Intertek achieved organic top-line growth of 8.1% to £665m in 2006, delivering underlying operating profit margins of 15.4% (compared with 15.0% in 2005) and earnings per share of 42.3p. Indeed, its three main operations – accounting for 92% of turnover – saw like-for-like sales grow by 13.4%. However, the group was held back by its smallest unit, government services, which lost two major contracts with the Nigerian and Venezuelan authorities.
Undoubtedly, Intertek is a solid business, but at what price does the stock represent good value? Well, with an ongoing tail-wind of more than 10% GDP growth from China, demand should remain robust for its services. Nevertheless, I believe that the City’s estimates for 2007 revenues and earnings per share of £726m and 49p respectively this year, rising to £797m and 55p in 2008, are stretching it. The group is heavily exposed to the dollar, with around 80% of earnings generated from related currencies. So as the greenback sinks further against sterling – now at around $2.06 to the pound – results will be adversely affected.
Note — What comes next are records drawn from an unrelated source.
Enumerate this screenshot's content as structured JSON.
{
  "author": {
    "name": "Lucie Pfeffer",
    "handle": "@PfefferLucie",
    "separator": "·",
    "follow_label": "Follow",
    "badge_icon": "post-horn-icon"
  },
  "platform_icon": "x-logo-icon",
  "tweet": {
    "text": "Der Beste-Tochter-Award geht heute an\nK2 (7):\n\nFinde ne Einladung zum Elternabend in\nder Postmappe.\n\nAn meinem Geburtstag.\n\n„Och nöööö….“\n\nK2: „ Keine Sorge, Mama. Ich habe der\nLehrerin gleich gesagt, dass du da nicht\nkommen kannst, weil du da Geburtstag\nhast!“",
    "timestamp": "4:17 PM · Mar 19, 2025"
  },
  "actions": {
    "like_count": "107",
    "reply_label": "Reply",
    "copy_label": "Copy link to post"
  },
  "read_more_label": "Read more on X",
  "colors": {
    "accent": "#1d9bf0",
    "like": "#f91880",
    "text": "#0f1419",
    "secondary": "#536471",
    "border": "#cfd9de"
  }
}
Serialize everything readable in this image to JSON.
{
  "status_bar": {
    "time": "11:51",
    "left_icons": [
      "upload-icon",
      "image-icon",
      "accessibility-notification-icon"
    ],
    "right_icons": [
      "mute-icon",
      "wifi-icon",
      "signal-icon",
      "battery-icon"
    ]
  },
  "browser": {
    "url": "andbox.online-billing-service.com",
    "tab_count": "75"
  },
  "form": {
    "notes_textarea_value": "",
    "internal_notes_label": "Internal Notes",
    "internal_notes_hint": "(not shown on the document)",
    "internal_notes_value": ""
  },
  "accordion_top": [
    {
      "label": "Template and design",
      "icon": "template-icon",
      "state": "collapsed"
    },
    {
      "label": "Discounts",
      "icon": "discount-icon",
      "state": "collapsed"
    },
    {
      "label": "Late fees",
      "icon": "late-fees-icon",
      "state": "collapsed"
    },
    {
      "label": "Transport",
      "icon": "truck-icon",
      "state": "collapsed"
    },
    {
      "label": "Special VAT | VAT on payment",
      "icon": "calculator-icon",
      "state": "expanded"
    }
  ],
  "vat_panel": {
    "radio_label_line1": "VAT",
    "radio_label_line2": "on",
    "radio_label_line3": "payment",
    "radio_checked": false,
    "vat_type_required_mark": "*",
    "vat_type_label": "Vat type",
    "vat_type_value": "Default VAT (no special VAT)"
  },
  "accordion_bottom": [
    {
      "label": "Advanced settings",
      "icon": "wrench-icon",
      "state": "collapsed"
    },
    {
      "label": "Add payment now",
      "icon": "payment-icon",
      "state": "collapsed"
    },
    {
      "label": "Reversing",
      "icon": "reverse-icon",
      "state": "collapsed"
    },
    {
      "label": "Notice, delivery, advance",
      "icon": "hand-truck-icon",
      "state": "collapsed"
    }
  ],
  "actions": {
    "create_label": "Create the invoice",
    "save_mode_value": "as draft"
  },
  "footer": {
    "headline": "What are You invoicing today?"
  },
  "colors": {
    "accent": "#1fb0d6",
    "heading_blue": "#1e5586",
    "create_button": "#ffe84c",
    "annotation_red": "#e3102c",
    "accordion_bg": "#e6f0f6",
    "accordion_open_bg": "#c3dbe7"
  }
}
I would value the shares on a p/e ratio of around 15 times 2007 estimates – representing a fair value of 735p – and reflecting the challenging environment for dollar-exposed UK businesses. At current levels, the stock trades at more than a 40% premium and looks vulnerable. I would recommend that shareholders take profits and then recycle the proceeds into other, more attractive, opportunities. If you need any further convincing, the finance director has sold over £1m worth of stock over the past year at prices from 767p to 893p.